When collecting various sorts of data, we usually keep track of the date the data was collected.
But, in terms of data observability, what matters most is when the data was uploaded and whether it is current.
Assume we’re using a scheduler, such as Airflow that delivers revenue data to the database at the end of the day. The data import may fail if we do not specify a timeout for a certain task in DAG, or if we choose a timeout that is too short. One task might crash and the subsequent one won’t launch. As a consequence, we don’t have data for today, which creates a dilemma. It is crucial to do regular timeliness checks to avoid this from occurring.
The consistency of these types of data sets is critical. Before you begin any analysis, double-check that the data is current and free of gaps. Such failures can be caused by a variety of factors, including a lost connection during insertion, a failure to send data on time, or a loss of access to a database (due to a change of location or permissions). They all imply that the data might not be uploaded in a timely manner, resulting in inaccurate analysis results.
Timeliness checks are aimed at verifying whether the data is up to date, there is no delay in loading files into the databases, or whether it does not take too much time.
We will use electricity load data, which should be updated every 15 minutes.
We will get the data timeliness information, by extracting the delays between each two, neighboring record’s time stamps. Then we will save them in the result table and see if the data is current.
Before you continue reading, DQOps Data Quality Operations Center is a data quality platform that supports all types of timeliness checks. DQOps both tracks the current data timeliness delays on dashboards and measures the data timeliness reliability by tracking timeliness KPI scores. Please refer to the DQOps documentation to learn how to start tracking timeliness.
Table of Contents
What is data timeliness
The data timeliness dimension checks whether the data is current. A measure of this dimension is the time between when the data is expected to appear and when it is available. The principles of when to perform a timeliness check are dictated by the time when we expect a new batch of data.
There are a couple of different checks that you can associate with timeliness. The most fundamental one is controlling data to be up to date. For example, you can check if the data emerges regularly, find out the interval of two events (for example, the date of data arrival and the tests upon it), etc. You can read more about different types of data timeliness checks in a dedicated blog post.

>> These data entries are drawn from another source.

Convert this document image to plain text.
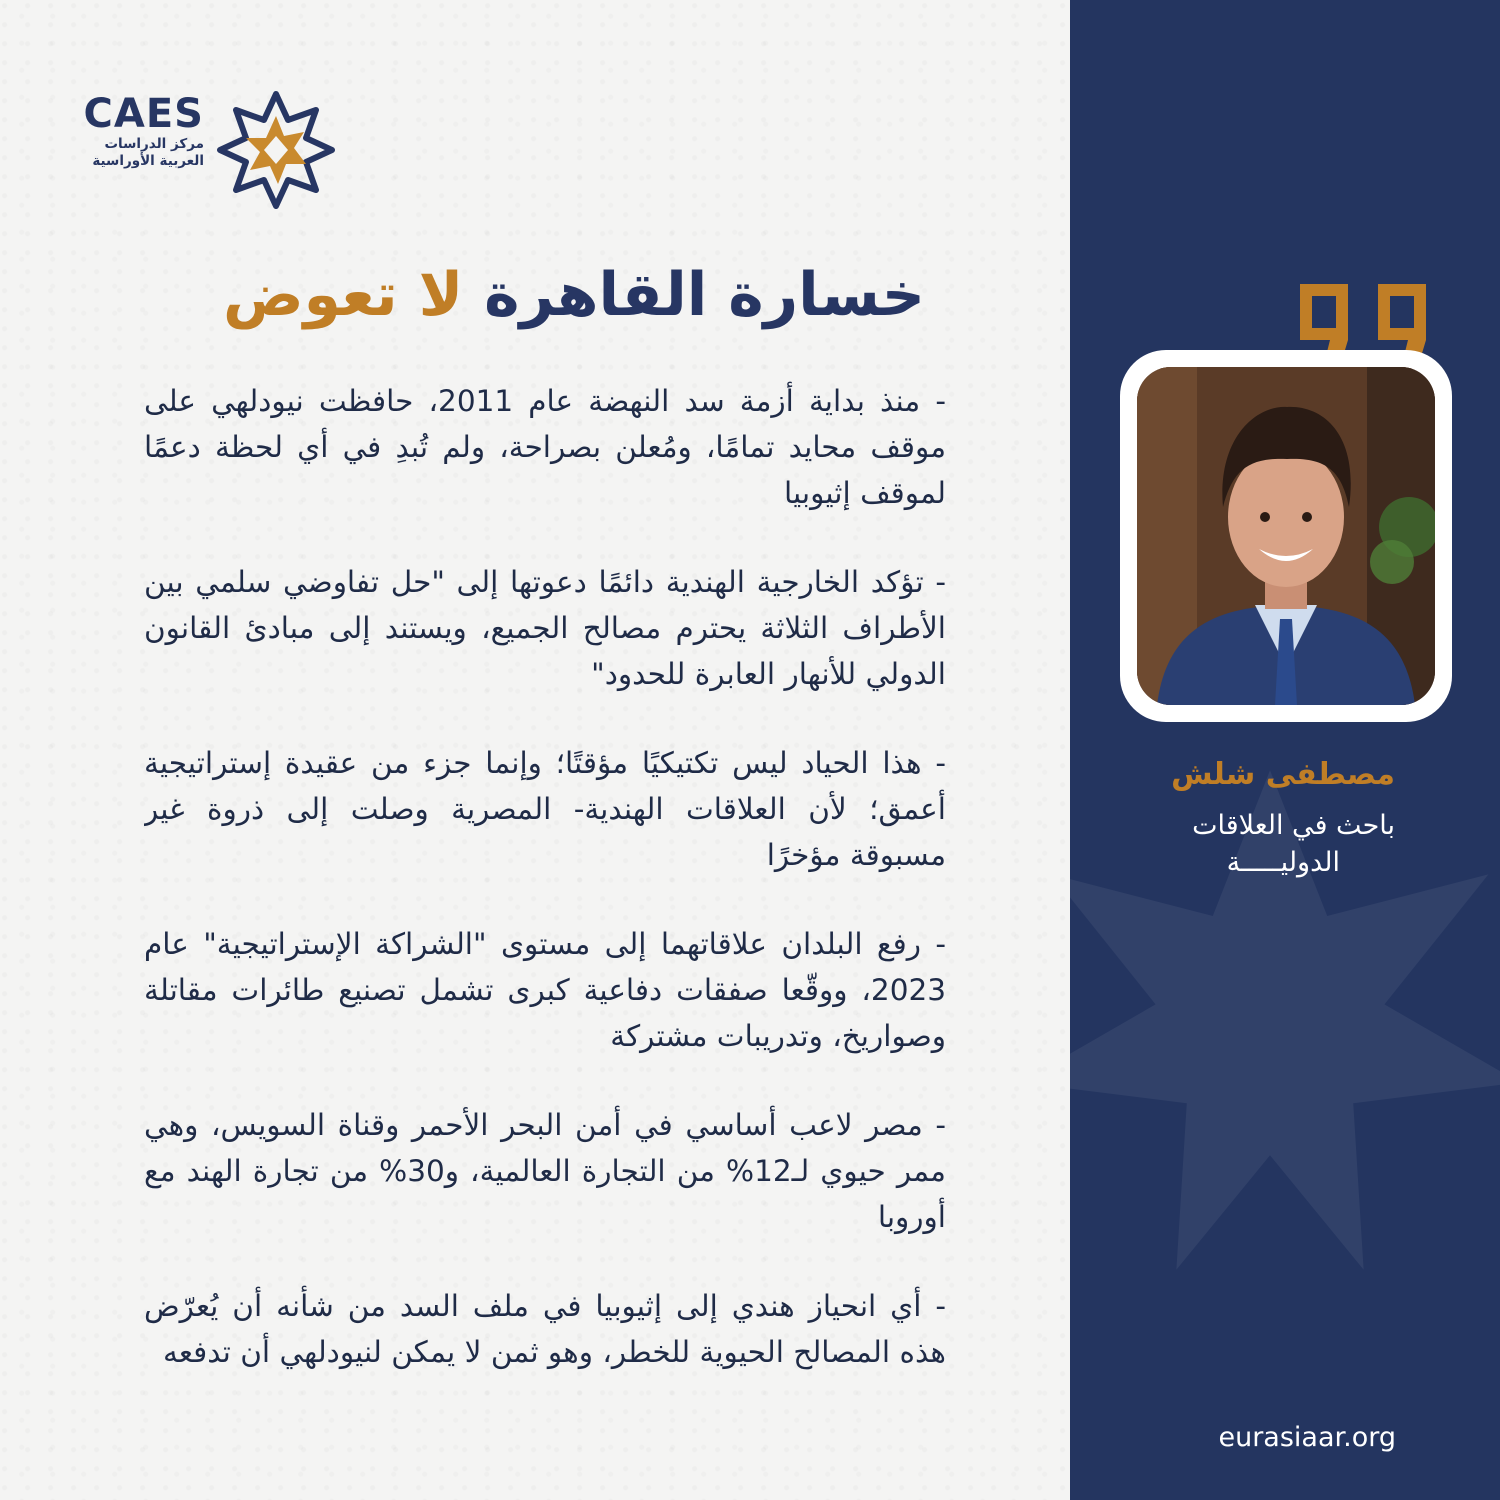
CAES
مركز الدراسات
العربية الأوراسية
خسارة القاهرة لا تعوض

- منذ بداية أزمة سد النهضة عام 2011، حافظت نيودلهي على موقف محايد تمامًا، ومُعلن بصراحة، ولم تُبدِ في أي لحظة دعمًا لموقف إثيوبيا

- تؤكد الخارجية الهندية دائمًا دعوتها إلى "حل تفاوضي سلمي بين الأطراف الثلاثة يحترم مصالح الجميع، ويستند إلى مبادئ القانون الدولي للأنهار العابرة للحدود"

- هذا الحياد ليس تكتيكيًا مؤقتًا؛ وإنما جزء من عقيدة إستراتيجية أعمق؛ لأن العلاقات الهندية- المصرية وصلت إلى ذروة غير مسبوقة مؤخرًا

- رفع البلدان علاقاتهما إلى مستوى "الشراكة الإستراتيجية" عام 2023، ووقّعا صفقات دفاعية كبرى تشمل تصنيع طائرات مقاتلة وصواريخ، وتدريبات مشتركة

- مصر لاعب أساسي في أمن البحر الأحمر وقناة السويس، وهي ممر حيوي لـ12% من التجارة العالمية، و30% من تجارة الهند مع أوروبا

- أي انحياز هندي إلى إثيوبيا في ملف السد من شأنه أن يُعرّض هذه المصالح الحيوية للخطر، وهو ثمن لا يمكن لنيودلهي أن تدفعه

مصطفى شلش
باحث في العلاقات
الدوليـــــة
eurasiaar.org
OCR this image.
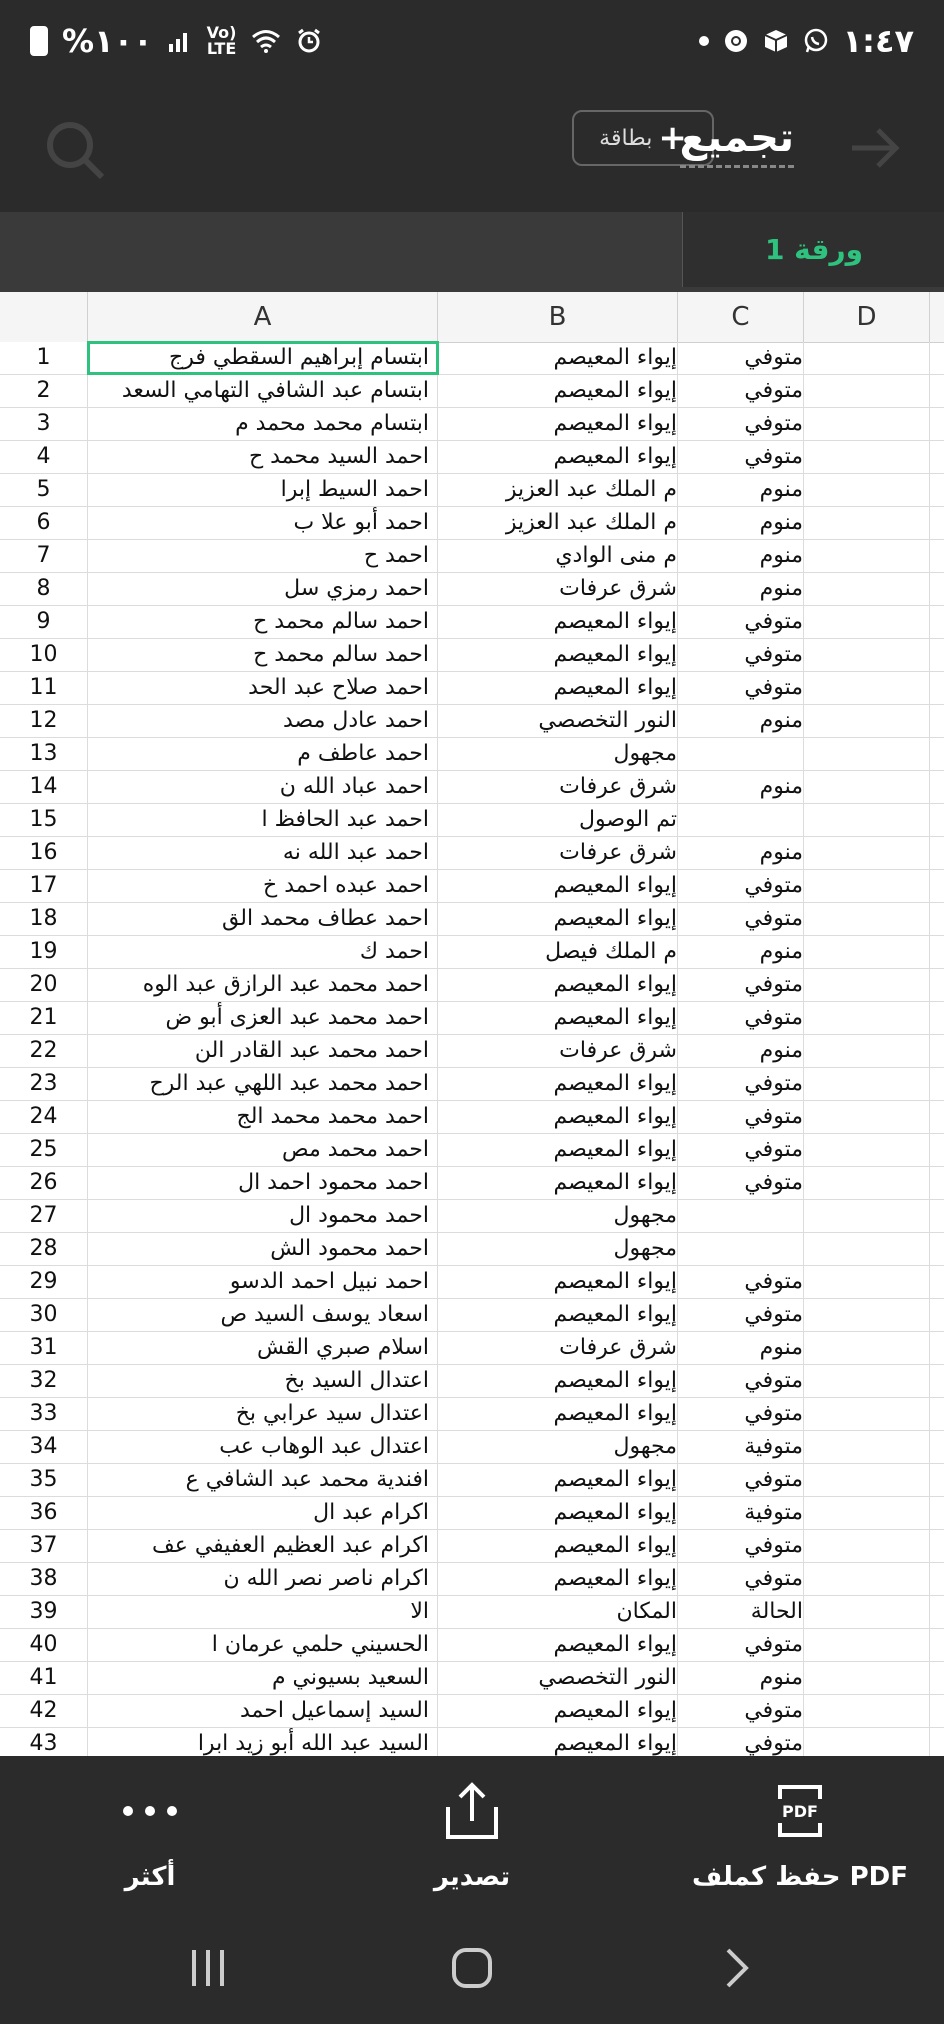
%١٠٠	Vo)
LTE	١:٤٧
بطاقة +
تجميع
ورقة 1
A	B	C	D
1	ابتسام إبراهيم السقطي فرج	إيواء المعيصم	متوفي
2	ابتسام عبد الشافي التهامي السعد	إيواء المعيصم	متوفي
3	ابتسام محمد محمد م	إيواء المعيصم	متوفي
4	احمد السيد محمد ح	إيواء المعيصم	متوفي
5	احمد السيط إبرا	م الملك عبد العزيز	منوم
6	احمد أبو علا ب	م الملك عبد العزيز	منوم
7	احمد ح	م منى الوادي	منوم
8	احمد رمزي سل	شرق عرفات	منوم
9	احمد سالم محمد ح	إيواء المعيصم	متوفي
10	احمد سالم محمد ح	إيواء المعيصم	متوفي
11	احمد صلاح عبد الحد	إيواء المعيصم	متوفي
12	احمد عادل مصد	النور التخصصي	منوم
13	احمد عاطف م	مجهول
14	احمد عباد الله ن	شرق عرفات	منوم
15	احمد عبد الحافظ ا	تم الوصول
16	احمد عبد الله نه	شرق عرفات	منوم
17	احمد عبده احمد خ	إيواء المعيصم	متوفي
18	احمد عطاف محمد الق	إيواء المعيصم	متوفي
19	احمد ك	م الملك فيصل	منوم
20	احمد محمد عبد الرازق عبد الوه	إيواء المعيصم	متوفي
21	احمد محمد عبد العزى أبو ض	إيواء المعيصم	متوفي
22	احمد محمد عبد القادر الن	شرق عرفات	منوم
23	احمد محمد عبد اللهي عبد الرح	إيواء المعيصم	متوفي
24	احمد محمد محمد الج	إيواء المعيصم	متوفي
25	احمد محمد مص	إيواء المعيصم	متوفي
26	احمد محمود احمد ال	إيواء المعيصم	متوفي
27	احمد محمود ال	مجهول
28	احمد محمود الش	مجهول
29	احمد نبيل احمد الدسو	إيواء المعيصم	متوفي
30	اسعاد يوسف السيد ص	إيواء المعيصم	متوفي
31	اسلام صبري القش	شرق عرفات	منوم
32	اعتدال السيد بخ	إيواء المعيصم	متوفي
33	اعتدال سيد عرابي بخ	إيواء المعيصم	متوفي
34	اعتدال عبد الوهاب عب	مجهول	متوفية
35	افندية محمد عبد الشافي ع	إيواء المعيصم	متوفي
36	اكرام عبد ال	إيواء المعيصم	متوفية
37	اكرام عبد العظيم العفيفي عف	إيواء المعيصم	متوفي
38	اكرام ناصر نصر الله ن	إيواء المعيصم	متوفي
39	الا	المكان	الحالة
40	الحسيني حلمي عرمان ا	إيواء المعيصم	متوفي
41	السعيد بسيوني م	النور التخصصي	منوم
42	السيد إسماعيل احمد	إيواء المعيصم	متوفي
43	السيد عبد الله أبو زيد ابرا	إيواء المعيصم	متوفي
أكثر	تصدير
PDF
حفظ كملف PDF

When executing data timeliness checks, everything may appear to be fine – the data is processed regularly without any errors. So, one might question:
Why do we need the test if everything is correct?
In the majority of cases, it is risky to assume that the dataset is flawless.
In the real-world scenario, there is a procedure for determining whether everything is correct regarding timeliness and other data quality dimensions.
As we discussed earlier, timeliness is a dimension we should test regularly. Constant information over data flow is a major aspect of data observability. If we observe incorrectness in timeliness, it is a sign that some issues might appear.
Another aspect regarding data quality is tracking data timelines. A high freshness level of the data indicates uninterrupted data processing at stages up to the current one we use.
In the following example, we will show how to manually calculate the delay between the current and previous timestamps.
Technologies we use
In this example, we will use BigQuery – a serverless data warehouse hosted on the Google Cloud Platform.
In BigQuery, when we refer to a table, the syntax is as follows (keep in mind this part:):
`[project_name].[dataset_name].[table_name]`.
The dataset
The data set can be obtained here, where you can find the details.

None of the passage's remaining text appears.